Egli sentì che i fucili delle vedette austriache si puntavano invisibili su lui, ma non si mosse: sentì che tutti gli occhi della sua trincea erano fissi su lui ma non si volse a guardare. Un uomo, un nemico, si sporse da un posto avanzato e lo prese di mira. Egli rimase immobile come se fosse inchiodato a quel punto. Furono pochi secondi: un’eternità.
Ora il vento fischiava, passando a traverso i reticolati e la montagna aveva qualcosa di cupo, di sinistro in quella luce livida.
Lifonsi parlò; parlò forte e la sua voce non tremava: – sta per piovere: lasciate che lo seppellisca! – disse accennando al cielo e al cadavere e mostrando una vanga.
Non attese. Deciso dritto franco uscì scavalcò i reticolati cercò il luogo adatto e si pose lentamente all’opera.
Ora amici e nemici, deposte le armi, in piedi sulle trincee, ammirati, stupiti osservavano: un silenzio immane incombeva su quegli uomini. Tutti gli animi erano presi dallo spettacolo nuovo.
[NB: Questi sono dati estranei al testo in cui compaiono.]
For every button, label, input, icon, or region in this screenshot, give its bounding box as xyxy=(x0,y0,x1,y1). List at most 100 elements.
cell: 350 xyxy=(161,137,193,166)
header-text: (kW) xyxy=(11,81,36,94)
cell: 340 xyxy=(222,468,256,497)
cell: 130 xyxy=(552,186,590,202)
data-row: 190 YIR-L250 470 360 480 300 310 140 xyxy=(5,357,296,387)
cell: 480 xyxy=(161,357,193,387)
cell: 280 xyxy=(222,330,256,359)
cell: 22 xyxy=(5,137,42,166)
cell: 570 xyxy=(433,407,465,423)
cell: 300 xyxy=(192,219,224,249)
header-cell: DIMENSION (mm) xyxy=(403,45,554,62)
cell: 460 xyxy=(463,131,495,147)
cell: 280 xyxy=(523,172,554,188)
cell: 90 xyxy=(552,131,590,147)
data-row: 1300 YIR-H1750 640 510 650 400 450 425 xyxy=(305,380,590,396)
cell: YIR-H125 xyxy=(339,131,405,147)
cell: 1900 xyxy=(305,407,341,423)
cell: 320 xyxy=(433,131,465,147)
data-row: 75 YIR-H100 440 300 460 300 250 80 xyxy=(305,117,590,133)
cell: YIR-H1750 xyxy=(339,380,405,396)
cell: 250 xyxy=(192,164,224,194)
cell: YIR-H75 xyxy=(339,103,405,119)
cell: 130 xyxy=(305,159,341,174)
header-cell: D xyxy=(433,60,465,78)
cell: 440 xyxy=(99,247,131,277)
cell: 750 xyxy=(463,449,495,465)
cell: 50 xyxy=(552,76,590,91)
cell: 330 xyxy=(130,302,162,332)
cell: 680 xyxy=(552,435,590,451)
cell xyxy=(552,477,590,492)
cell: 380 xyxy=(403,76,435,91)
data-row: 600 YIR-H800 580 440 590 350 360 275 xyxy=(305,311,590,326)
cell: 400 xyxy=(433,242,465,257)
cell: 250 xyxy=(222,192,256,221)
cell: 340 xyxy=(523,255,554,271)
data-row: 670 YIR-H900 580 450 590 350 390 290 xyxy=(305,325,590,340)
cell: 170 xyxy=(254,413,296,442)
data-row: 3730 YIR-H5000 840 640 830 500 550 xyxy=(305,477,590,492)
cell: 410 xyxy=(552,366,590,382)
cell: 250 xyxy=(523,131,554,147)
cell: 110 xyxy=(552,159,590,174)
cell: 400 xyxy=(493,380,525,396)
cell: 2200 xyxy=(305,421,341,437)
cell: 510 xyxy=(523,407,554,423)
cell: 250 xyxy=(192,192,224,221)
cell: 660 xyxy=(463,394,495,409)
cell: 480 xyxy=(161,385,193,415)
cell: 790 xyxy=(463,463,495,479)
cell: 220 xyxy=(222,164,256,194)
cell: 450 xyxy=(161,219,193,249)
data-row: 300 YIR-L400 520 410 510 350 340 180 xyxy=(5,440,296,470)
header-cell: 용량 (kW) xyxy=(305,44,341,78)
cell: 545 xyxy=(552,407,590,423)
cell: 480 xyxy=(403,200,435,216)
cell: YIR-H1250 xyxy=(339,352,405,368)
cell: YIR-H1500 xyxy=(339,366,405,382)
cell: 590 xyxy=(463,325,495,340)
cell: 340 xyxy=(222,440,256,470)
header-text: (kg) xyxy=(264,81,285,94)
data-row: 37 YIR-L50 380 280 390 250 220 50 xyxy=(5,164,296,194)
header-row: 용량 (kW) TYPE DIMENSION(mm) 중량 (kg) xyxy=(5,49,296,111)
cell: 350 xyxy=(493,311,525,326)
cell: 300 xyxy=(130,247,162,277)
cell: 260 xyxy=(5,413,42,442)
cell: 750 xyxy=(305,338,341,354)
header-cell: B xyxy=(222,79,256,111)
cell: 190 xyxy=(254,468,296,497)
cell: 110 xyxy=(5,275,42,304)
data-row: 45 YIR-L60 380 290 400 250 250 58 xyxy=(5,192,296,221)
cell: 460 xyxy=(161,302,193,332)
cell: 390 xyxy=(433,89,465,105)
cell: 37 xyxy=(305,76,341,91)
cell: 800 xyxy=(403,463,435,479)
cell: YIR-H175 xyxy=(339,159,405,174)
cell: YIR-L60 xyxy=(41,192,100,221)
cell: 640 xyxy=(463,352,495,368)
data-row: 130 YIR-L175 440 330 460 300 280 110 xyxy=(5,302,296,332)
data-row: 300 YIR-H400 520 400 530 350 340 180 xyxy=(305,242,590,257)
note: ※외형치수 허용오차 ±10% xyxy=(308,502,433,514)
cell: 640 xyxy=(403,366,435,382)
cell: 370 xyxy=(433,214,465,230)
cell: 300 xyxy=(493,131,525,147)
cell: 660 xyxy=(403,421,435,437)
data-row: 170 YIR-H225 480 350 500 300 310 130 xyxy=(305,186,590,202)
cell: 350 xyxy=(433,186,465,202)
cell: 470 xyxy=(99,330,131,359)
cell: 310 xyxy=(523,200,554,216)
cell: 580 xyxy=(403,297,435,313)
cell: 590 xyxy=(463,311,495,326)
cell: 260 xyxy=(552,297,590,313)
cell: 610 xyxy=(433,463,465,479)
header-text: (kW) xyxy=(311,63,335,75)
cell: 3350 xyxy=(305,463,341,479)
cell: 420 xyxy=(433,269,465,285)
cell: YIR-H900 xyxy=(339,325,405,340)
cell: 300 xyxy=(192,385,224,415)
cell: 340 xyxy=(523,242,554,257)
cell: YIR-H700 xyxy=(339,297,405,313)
Là in mezzo Lifonsi tacito, impassibile, senza volgere lo sguardo preparava la fossa.
E come vi ebbe composto il cadavere e lo ebbe ricoperto, avendo calcata la terra, si levò diritto nella persona, si irrigidì sull’attenti e rese il saluto militare al nemico morto sul terreno dell’onore.
Così andò che Lifonsi becchino, filosofo e uomo pacifico si ebbe la medaglia dei soldati coraggiosi.